Low dog vaccination rates in poorer communities and poverty as a barrier to treatment are not issues unique to Uganda and Cameroon. The GARC reported that poorer communities in general, mostly in Africa and Asia, tend to have less effective programs for controlling rabies.


The GARC has been working to end dog rabies worldwide for many years. Recently, they have made steps towards eliminating rabies in dogs and, thereby, the transfer of rabies from dogs to humans. 

  1. World Rabies Day: In 2006, the GARC helped create World Rabies Day to draw attention to dog rabies worldwide and the health issues it poses. The first official World Rabies Day was held in 2007. Boehringer Ingelheim & Merial, one of the top 20 pharmaceutical companies in the world, donated 75,000 rabies vaccinations as a part of World Rabies Day in 2018.  
  2. Rabies education: The GARC helped launch a rabies curriculum in Bohol, a province of the Philippines. Rabies education was officially incorporated into every school in 2009. The program was successful; in 2011, Bohol was declared rabies free
  3. Certification programs: In 2015, the GARC created a free online platform where people around the world could be certified in vaccination and animal handling and earn a Rabies Educator Certification. More than 4,000 people had graduated from the rabies education program by 2018, and 500 of those received a vaccination and animal handling certification. 
  4. Rabies and poverty awareness: In 2015, the GARC published the first study about the effect of rabies on global health and the economic burden it can create. This paved the way for future studies outside of the GARC, such as the 2018 study mentioned above. 
  5. Strategic plans: The GARC helped launch the Global Strategic Plan for Zero by 30 in 2018. The plan’s goal is to completely eliminate human deaths from rabies. The WHO, the Food and Agricultural Organization of the United States, the World Organization for Animal Health and the GARC have all come together to complete the strategic plan by 2030, hence the name Zero by 30. 
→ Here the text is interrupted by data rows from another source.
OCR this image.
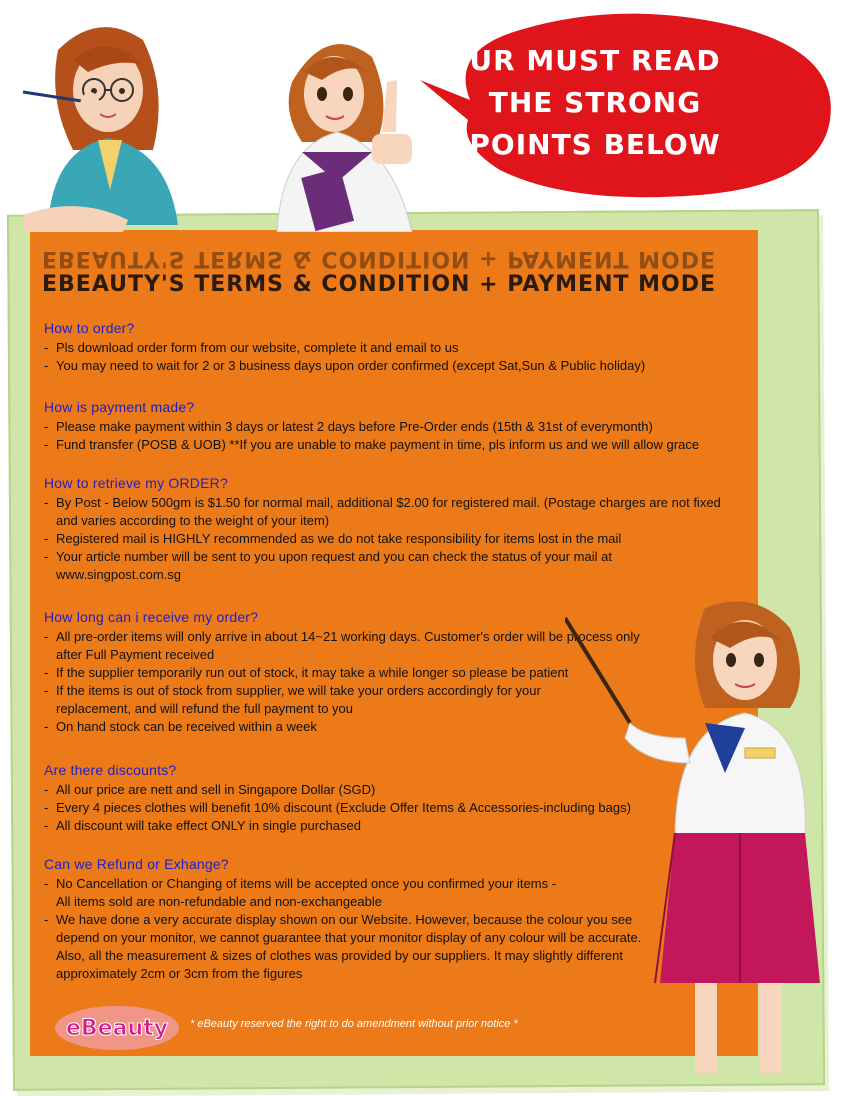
UR MUST READ
THE STRONG
POINTS BELOW
EBEAUTY'S TERMS & CONDITION + PAYMENT MODE
EBEAUTY'S TERMS & CONDITION + PAYMENT MODE
How to order?
- Pls download order form from our website, complete it and email to us
- You may need to wait for 2 or 3 business days upon order confirmed (except Sat,Sun & Public holiday)
How is payment made?
- Please make payment within 3 days or latest 2 days before Pre-Order ends (15th & 31st of everymonth)
- Fund transfer (POSB & UOB) **If you are unable to make payment in time, pls inform us and we will allow grace
How to retrieve my ORDER?
- By Post - Below 500gm is $1.50 for normal mail, additional $2.00 for registered mail. (Postage charges are not fixed
and varies according to the weight of your item)
- Registered mail is HIGHLY recommended as we do not take responsibility for items lost in the mail
- Your article number will be sent to you upon request and you can check the status of your mail at
www.singpost.com.sg
How long can i receive my order?
- All pre-order items will only arrive in about 14~21 working days. Customer's order will be process only
after Full Payment received
- If the supplier temporarily run out of stock, it may take a while longer so please be patient
- If the items is out of stock from supplier, we will take your orders accordingly for your
replacement, and will refund the full payment to you
- On hand stock can be received within a week
Are there discounts?
- All our price are nett and sell in Singapore Dollar (SGD)
- Every 4 pieces clothes will benefit 10% discount (Exclude Offer Items & Accessories-including bags)
- All discount will take effect ONLY in single purchased
Can we Refund or Exhange?
- No Cancellation or Changing of items will be accepted once you confirmed your items -
All items sold are non-refundable and non-exchangeable
- We have done a very accurate display shown on our Website. However, because the colour you see
depend on your monitor, we cannot guarantee that your monitor display of any colour will be accurate.
Also, all the measurement & sizes of clothes was provided by our suppliers. It may slightly different
approximately 2cm or 3cm from the figures
eBeauty * eBeauty reserved the right to do amendment without prior notice *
According to the GARC and independent studies, rabies has been shown to have a greater impact on those in poor communities. The vast majority of rabies transmission to humans comes from dogs, and the WHO has determined vaccination and the prevention of bites as a potential strategy to eradicating the disease. The GARC has been working to end dog rabies worldwide through awareness, education, studies and strategic plans. While thousands of people contract rabies yearly, the GARC, along with other agencies, are hard at work to decrease the impact of this disease.